On February 26th, a 17-year-old African-American boy named Trayvon Martin was shot in the Sanford, Florida gated community where his father lived. He was returning to his father’s house from a nearby convenience store, where he bought a pack of Skittles for his little brother and a can of Arizona Iced Tea. Upon his return, the volunteer neighborhood watch captain, George Zimmerman, saw Martin and thought he looked suspicious.

Zimmerman, who has a history of calling 911 to report suspicious persons (usually black) in his neighborhood, claimed that Trayvon looked like he was “up to no good” or was “on drugs or something,” and that “these a–holes, they always get away.”

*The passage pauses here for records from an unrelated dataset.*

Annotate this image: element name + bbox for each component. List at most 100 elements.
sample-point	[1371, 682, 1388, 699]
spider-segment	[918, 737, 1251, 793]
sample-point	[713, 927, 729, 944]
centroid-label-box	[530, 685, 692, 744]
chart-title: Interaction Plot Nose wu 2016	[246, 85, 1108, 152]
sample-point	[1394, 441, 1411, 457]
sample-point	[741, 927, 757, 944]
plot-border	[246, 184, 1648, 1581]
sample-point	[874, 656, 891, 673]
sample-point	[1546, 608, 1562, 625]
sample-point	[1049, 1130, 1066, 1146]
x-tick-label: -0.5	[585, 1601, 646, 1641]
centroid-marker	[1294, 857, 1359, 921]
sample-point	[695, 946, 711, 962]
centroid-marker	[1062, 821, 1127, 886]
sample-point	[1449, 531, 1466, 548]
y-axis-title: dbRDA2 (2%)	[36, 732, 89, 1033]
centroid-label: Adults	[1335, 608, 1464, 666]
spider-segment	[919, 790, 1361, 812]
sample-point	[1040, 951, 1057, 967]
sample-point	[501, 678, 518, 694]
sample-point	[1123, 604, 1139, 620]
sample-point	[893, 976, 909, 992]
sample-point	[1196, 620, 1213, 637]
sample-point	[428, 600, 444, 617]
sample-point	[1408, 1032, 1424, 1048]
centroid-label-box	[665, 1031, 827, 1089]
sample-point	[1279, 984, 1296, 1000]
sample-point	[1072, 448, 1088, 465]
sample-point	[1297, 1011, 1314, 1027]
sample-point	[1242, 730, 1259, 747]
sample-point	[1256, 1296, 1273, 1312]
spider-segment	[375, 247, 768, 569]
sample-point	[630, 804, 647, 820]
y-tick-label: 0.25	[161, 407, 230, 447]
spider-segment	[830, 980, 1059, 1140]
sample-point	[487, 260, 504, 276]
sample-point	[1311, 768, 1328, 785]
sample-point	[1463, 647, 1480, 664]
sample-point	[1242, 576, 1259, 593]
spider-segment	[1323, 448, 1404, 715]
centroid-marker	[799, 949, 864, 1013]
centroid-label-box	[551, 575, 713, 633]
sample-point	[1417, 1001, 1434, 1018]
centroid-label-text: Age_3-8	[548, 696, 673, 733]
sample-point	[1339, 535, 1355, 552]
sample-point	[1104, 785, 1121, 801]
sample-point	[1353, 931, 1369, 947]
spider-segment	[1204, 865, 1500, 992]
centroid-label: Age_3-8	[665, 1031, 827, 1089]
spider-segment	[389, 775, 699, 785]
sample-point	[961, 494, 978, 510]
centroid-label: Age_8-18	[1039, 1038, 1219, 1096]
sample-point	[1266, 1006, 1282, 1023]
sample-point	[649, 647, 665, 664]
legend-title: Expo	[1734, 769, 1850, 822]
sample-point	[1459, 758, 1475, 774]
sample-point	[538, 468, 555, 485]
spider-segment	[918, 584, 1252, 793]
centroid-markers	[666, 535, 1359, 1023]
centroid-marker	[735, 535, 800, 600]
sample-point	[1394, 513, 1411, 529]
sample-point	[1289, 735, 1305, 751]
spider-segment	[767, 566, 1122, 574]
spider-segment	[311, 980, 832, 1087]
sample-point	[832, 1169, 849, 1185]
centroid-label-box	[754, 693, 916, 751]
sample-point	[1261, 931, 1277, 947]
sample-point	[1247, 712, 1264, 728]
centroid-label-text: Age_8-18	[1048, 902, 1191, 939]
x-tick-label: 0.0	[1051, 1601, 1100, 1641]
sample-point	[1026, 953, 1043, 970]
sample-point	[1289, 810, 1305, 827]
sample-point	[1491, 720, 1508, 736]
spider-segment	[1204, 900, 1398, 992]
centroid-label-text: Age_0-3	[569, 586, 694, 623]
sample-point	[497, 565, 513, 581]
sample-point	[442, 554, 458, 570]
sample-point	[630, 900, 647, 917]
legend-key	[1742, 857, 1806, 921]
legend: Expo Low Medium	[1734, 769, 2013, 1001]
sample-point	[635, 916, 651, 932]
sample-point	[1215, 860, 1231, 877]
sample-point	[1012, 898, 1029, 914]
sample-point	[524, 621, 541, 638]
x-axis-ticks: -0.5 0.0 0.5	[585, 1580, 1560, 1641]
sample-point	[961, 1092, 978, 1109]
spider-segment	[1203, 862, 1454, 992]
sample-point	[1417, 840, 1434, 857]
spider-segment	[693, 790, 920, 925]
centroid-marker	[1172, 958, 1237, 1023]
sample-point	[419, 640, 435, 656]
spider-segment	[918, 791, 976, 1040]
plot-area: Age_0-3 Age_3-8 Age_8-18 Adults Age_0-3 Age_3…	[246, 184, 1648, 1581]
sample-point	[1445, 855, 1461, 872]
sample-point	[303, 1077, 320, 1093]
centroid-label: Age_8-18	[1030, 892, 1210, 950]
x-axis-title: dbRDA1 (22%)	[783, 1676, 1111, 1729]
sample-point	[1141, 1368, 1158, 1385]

When the dispatcher asked if he was following the suspicious person, Zimmerman said yes. The dispatcher explained that “we don’t need you to do that,” but Zimmerman followed him anyway. Trayvon noticed the follower and began to walk faster, but Zimmerman still pursued. A physical confrontation ended with Zimmerman fatally shooting the unarmed boy in the chest. The police did not conduct a full investigation and accepted Zimmerman’s claim of self-defense under Florida’s “stand your ground” law, which permits lethal force in self-defense on the basis of perceived danger, even absent any attempt to retreat.

The self-defense claim is absurd in this instance. At the moment Zimmerman armed himself to actively pursue Martin, he forfeited any legitimate self-defense argument. Even former Florida Senator Durell Peaden, one of the co-authors of the “stand your ground” law, agrees that Zimmerman’s actions are not protected under the law.

The racial component is hard to ignore. Both Trayvon’s death and the lack of investigation afterward seem indicative of racial profiling, discrimination and prejudice. The police force has been accused of trying to protect Zimmerman: in violation of homicide investigation procedure, no drug or alcohol tests were conducted, and reports allege Zimmerman sounded intoxicated on the 911 call. As Phillip DeFranco put it on YouTube: “I think if you change the story to ‘he killed a white kid’ or, God forbid, a white blonde girl, it [would be] reported everywhere. This guy [would] die in jail. But a 17-year-old unarmed black kid? [Instead, it’s] ‘Yeah, you were probably defending yourself.'”

The national outrage over Martin’s death sparked an online petition, the “I am Trayvon Martin” movement and federal inquiries led by the FBI and U.S. Department of Justice.

The Huffington PostNPR, and The New York Times have additional coverage of the reaction to Martin’s death.

The 911 tapes from the incident have also been released. You can listen and hear for yourself how Zimmerman’s claims that he was acting in self defense are dubious at best. As a warning, though, some of the audio on the tapes is very graphic.

2 comments on “Trayvon Martin’s Death”

  1. Although the last name “Zimmerman” sounds like a prototypical caucasian name, a minimal amount of research will show that George Zimmerman was actual a hispanic male with numerous African American family members and friends.
    Although there is no denying that this crime is a terrible tragedy, we should be cautious before labeling it as a racial issue. Just because the victim was African American does not mean this is automatically a case of Racial issues, despite the transparent agendas of the liberal media.

    1. Why is this not a racial issue just because Zimmerman isn’t actually as white as his name implies? Looks aside, what Zimmerman said on the 911 call sounded pretty racist to me. Also, the local police’s reaction, including taking his self-defense claims at face value and “correcting” a witness who described the cries she heard as coming from a boy rather than a grown man, merit scrutiny as well.